Global data center demand is expected to surge in 2025, despite supply and power constraints, according to a report from JLL.

In 2025, an estimated 10GW is projected to break ground globally, with 7GW reaching completion. The global market will expand at a baseline of 15 percent CAGR through to 2027, potentially even reaching 20 percent.

This comes despite the fact that rapid expansion is outstripping supply and that some markets have seen electricity development constraints.

JLL 2025 Outlook Report
Power grids – JLL

As has been the case for a while now, AI has been cited as the main cause of data center growth and expansion.

The report said that at the core of the AI revolution lies the rapid advancement in semiconductor technology, with GPUs becoming increasingly power-hungry and rack densities ranging from 40kW to 130kW per rack.

Future chips are projected to reach 250kW per rack.

In 2024, WSTS reported that November semiconductor sales totaled $57.8 billion, with growth creating 18 new fabs globally in 2025.

Liquid cooling to become new norm

Liquid cooling is expected to become the new standard for data center developments and immersion cooling is set to become a common solution as GPUs surge past 150kW.

However, the report adds that whilst AI is a driver, it will represent less than 50 percent of data center demand in 2030, with traditional, lower-intensity workloads like data storage and cloud computing making up the rest.

“While not every data center is or will be a specialized AI facility, all data centers – new and existing – can benefit from more energy efficient operations and improved technology integration,” said Andrew Green, JLL regional data center practice lead, Asia Pacific. “Data center operators must contend with the demand for massive power needs while satisfying the need for more energy-efficient facilities.

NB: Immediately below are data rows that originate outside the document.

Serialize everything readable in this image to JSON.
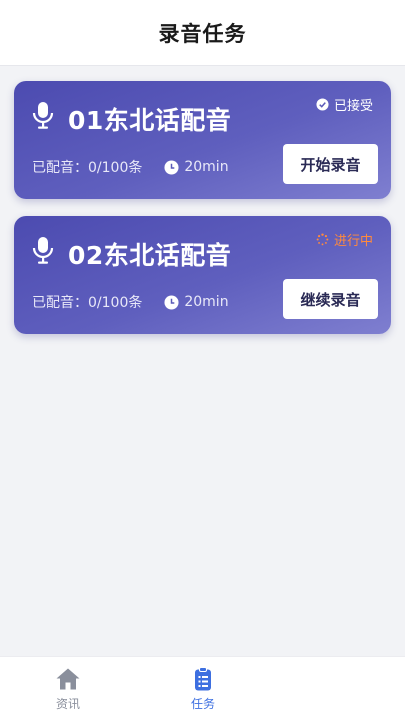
{
  "header": {
    "title": "录音任务"
  },
  "tasks": [
    {
      "name": "01东北话配音",
      "status": "已接受",
      "status_type": "accepted",
      "progress_text": "已配音：0/100条",
      "duration": "20min",
      "button_label": "开始录音"
    },
    {
      "name": "02东北话配音",
      "status": "进行中",
      "status_type": "in-progress",
      "progress_text": "已配音：0/100条",
      "duration": "20min",
      "button_label": "继续录音"
    }
  ],
  "tabbar": {
    "items": [
      {
        "label": "资讯",
        "icon": "home-icon",
        "active": false
      },
      {
        "label": "任务",
        "icon": "clipboard-icon",
        "active": true
      }
    ]
  },
  "colors": {
    "card_gradient_start": "#4c4bb0",
    "card_gradient_end": "#7f7fd0",
    "status_progress": "#ff8a3d",
    "tab_active": "#3d6fe0",
    "tab_inactive": "#8a8f9c"
  }
}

AI is transforming data center management through predictive maintenance applications, which optimize energy usage, lead to longer lifespans for equipment, and result in less downtime.”

Developers seeking alternative energy sources

With global data center energy demand expected to double over the next five years, developers are now seeking alternative energy solutions.

Having said that, the facilities are only one component of the complex global power challenge, representing around two percent of global electricity in 2025.

The report added that a lot of data centers are clustered together and unevenly distributed across the globe, resulting in some regions where facilities account for a considerable proportion of total electricity demand.

Large-scale nuclear power is emerging as a preferred alternative to traditional power, particularly for AI and high-performance computing applications. Companies worldwide are developing SMRs to offer a modular and scalable green energy source.

Several high-profile data center operators signed SMR supply agreements in 2024, fueling renewed interest in the sector.

Oklo has signed five deals in the sector. Last month, the company partnered with two undisclosed data center providers to deliver up to 750MW of power. This followed previous agreements with Equinix and Prometheus for 500MW and 100MW of nuclear power, respectively. In December, Oklo and data center operator Switch signed a 12-gigawatt non-binding Master Power Agreement.

In October, AWS signed three agreements with Energy Northwest, X-Energy, and Dominion Virginia to support the deployment of more than 600MW of power across Washington and Virginia.

Before this, Google signed a corporate agreement to purchase nuclear energy from multiple SMRs from Karios Power, with an expected deployment date in 2030.

Commercial deployment in the US is unlikely until 2030, said JLL.

Investor appetite to continue growing

Due to power scarcity, attractive returns, and growing excitement around AI, investor appetite for data centers will remain strong in 2025.

“Data center activity has exploded over the last few years, with much of the demand geared toward single-tenant ground-up construction,” said Carl Beardsley, US data center leader, JLL Capital Markets. “Significant barriers to entry exist for new investors based on the amount of capital required as well as a longer development cycle. In 2025, we expect many opportunities for core investors to recapitalize the single-tenant data centers that continue to be built.”